Eugene le regarda avec plus d’attention. Mikhaïl eut l’étrange sentiment que le garçon remarquait vraiment sa présence pour la première fois.

— Qu’est-ce qui vous a donc poussé à vous intéresser au soleil ? demanda Eugene.

Mikhaïl haussa les épaules.

— Les applications pratiques. Le ciel qui rejoint la Terre… La plupart des entités cosmologiques sont abstraites, mais pas le soleil. En plus, les Russes ont toujours été attirés par lui. Tsiolkovski lui-même, notre grand visionnaire de l’astronautique, s’est paraît-il inspiré de l’adoration du soleil pour certaines de ses réflexions.

— Peut-être parce que vous n’avez pas beaucoup l’occasion de le voir, si loin au nord.

Mikhaïl fut déconcerté. Était-ce une blague ? Il eut un rire forcé.

— Venez, dit-il en se levant. Je crois qu’il est temps d’aller rendre visite à la salle de contrôle.

 

Ils franchirent un court tunnel bas de plafond pour rejoindre un autre dôme. Dans la salle de contrôle, le jeune homme regarda autour de lui, bouche bée.

La pièce était un temple du xxie siècle consacré à Sol. Ses murs tapissés d’écrans affichaient des images de la surface du soleil, de son atmosphère, de l’espace entre la Terre et le soleil que peuplaient des structures dynamiques de plasma et d’électromagnétisme, ou de la Terre elle-même et de sa magnétosphère complexe. Les images couvraient toutes les longueurs d’onde – lumière visible, raies d’émission de l’hydrogène et du calcium, infrarouge et ultraviolet, ondes radio –, chacune révélant un aspect particulier du soleil et de son environnement. Encore plus instructifs pour l’œil entraîné étaient les graphiques dentelés des analyses spectrales dévoilant les secrets de notre étoile.

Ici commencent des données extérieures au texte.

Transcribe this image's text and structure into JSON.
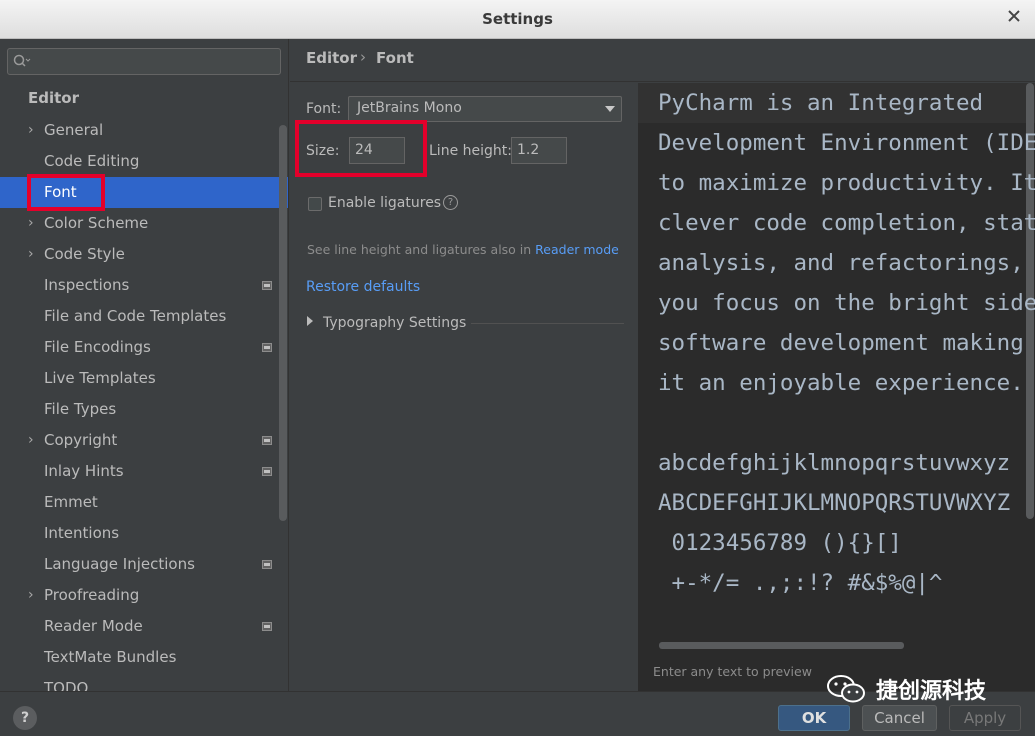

C’était un résumé visuel du travail du Service de météorologie spatiale. Ce poste lunaire n’était qu’une des stations du réseau qui surveillait en permanence le soleil ; il y en avait de semblables sur tous les continents de la Terre, en plus des satellites qui orbitaient autour du soleil. Le service gardait ainsi des milliers d’yeux braqués sur lui.

C’était un travail nécessaire. Le soleil brille depuis cinq milliards d’années, répandant, outre sa lumière et sa chaleur, le vent solaire, un flux de particules chargées à haute énergie. Mais celui-ci n’est pas constant. Même en temps normal, il souffle par rafales et s’échappe en grands panaches par de vastes brèches dans la haute atmosphère du soleil, les trous coronaux. D’autre part, les taches solaires sont des régions plus froides de sa surface dominées par un enchevêtrement de champs magnétiques et que les hommes ont remarquées dès le ive siècle avant J.-C. À partir de ces régions tourmentées, des éruptions et de prodigieuses explosions peuvent projeter à des vitesses considérables dans l’espace des radiations à haute fréquence et des particules chargées. Ces phénomènes « météorologiques » viennent bombarder les couches atmosphériques et le bouclier électromagnétique qui protègent la Terre.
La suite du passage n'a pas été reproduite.